While most Jews agrees that latkes and sufganiyot are the most popular Hanukkah foods a less well known, yet no less popular Hanukkah tradition is to serve cheeses and other dairy dishes. The serving of these foods is in honor of Judith whose story is found in the Apocrypha. Judith invited an enemy general (one who was planning on destroying her town) to dinner. She fed him huge amounts of cheese and wine and after he fell over in a drunken stupor she beheaded him. His soldiers fled in terror and the town was saved.
It’s said that it was Judith’s bravery that inspired the Maccabees. So, whether you prefer latkes smothered with sour cream, jelly filled sufganiyot or a blintz that’s loaded with cheese know that these holiday specialties are, as all good holiday foods are, loaded with calories and taste best, according to the experts who live in my house, right out of the pan. A modern day miracle would be if we could make all the calories disappear and keep all the taste (stop wishing, it ‘ain’t going to happen). So forget the guilt that the extra calories bring and just enjoy them.
As with all holidays, the family customs and variations of foods served at Hanukkah are as many and varied, as there are countries in the world. These unique recipes are a cross section from friends and family favorites whose origins, while far flung, are inexorably intertwined as we share the age-old ritual of kindling the Hanukkah lights.
- 4 cups peeled, grated potatoes (See directions)
- 1 medium onion, finely chopped, about cup (See directions)

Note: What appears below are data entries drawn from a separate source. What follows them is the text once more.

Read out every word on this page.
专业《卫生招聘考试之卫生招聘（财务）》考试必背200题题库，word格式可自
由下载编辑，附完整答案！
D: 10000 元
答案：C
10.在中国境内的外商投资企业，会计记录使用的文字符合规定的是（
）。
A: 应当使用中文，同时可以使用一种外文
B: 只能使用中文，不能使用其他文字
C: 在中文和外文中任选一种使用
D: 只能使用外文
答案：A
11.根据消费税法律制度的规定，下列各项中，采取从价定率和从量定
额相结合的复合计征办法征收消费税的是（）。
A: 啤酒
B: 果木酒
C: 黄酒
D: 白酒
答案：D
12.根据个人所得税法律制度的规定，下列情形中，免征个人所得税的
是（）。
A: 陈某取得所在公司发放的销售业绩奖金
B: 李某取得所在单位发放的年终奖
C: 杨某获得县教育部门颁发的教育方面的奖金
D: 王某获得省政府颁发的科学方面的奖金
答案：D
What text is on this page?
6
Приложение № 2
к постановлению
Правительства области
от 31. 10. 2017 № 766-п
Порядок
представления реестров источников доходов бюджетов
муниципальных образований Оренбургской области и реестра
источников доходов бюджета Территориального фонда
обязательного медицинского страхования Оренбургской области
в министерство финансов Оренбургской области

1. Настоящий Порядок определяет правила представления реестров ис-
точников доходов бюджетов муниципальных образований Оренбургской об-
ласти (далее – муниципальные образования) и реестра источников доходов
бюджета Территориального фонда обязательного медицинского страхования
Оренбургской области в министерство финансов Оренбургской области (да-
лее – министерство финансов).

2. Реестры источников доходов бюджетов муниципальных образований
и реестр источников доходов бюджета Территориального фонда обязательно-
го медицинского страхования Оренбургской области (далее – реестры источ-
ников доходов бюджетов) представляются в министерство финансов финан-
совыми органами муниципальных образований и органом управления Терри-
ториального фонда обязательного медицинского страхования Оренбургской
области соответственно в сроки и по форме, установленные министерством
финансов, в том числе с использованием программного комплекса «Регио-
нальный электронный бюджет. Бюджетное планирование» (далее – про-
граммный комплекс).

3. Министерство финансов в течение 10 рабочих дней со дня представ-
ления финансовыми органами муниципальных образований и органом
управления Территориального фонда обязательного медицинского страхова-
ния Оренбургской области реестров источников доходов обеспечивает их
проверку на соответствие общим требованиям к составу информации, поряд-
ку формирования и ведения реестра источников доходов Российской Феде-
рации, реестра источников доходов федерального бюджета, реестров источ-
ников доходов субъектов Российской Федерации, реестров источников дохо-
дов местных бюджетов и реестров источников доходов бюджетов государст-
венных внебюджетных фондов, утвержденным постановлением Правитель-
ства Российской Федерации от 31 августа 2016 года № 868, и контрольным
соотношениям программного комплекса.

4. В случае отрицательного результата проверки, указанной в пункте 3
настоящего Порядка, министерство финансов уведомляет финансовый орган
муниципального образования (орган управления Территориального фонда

- 4 finely chopped cloves garlic
- 1 tablespoons finely chopped cilantro leaves
- 1 cup ricotta cheese (nonfat or low-fat is fine)
- ½ cup grated carrot
- 1 teaspoon cumin or more, to taste
- 1 teaspoon salt
- Freshly ground pepper to taste
- 2 lightly beaten eggs
- ½ cup matzah meal or breadcrumbs
- 8 to 10 Tablespoons oil
- In a food processor or by hand grate the potatoes along with the onions.
- Place the grated vegetables in a colander set over a bowl. Let the vegetables drain until they no longer squish when you press down. Pour the liquid out of the bowl, taking care not to pour out the potato starch which has accumulated at the bottom of the bowl.
- Scoop out the starch and add back to the grated vegetable shreds.
- Mix all ingredients in a bowl.
- Heat a large skillet and place 2 to 3 Tablespoons of oil in it.
- Use about 1/2 cup of batter for each pancake and use a spatula to flatten the batter to about 1/2 inch thick.
- Fry until well browned, then flip pancake and brown other side. Add additional oil for additional pancakes.
The cooked ones can be kept warm on a baking sheet in a 300-degree oven until all pancakes are ready.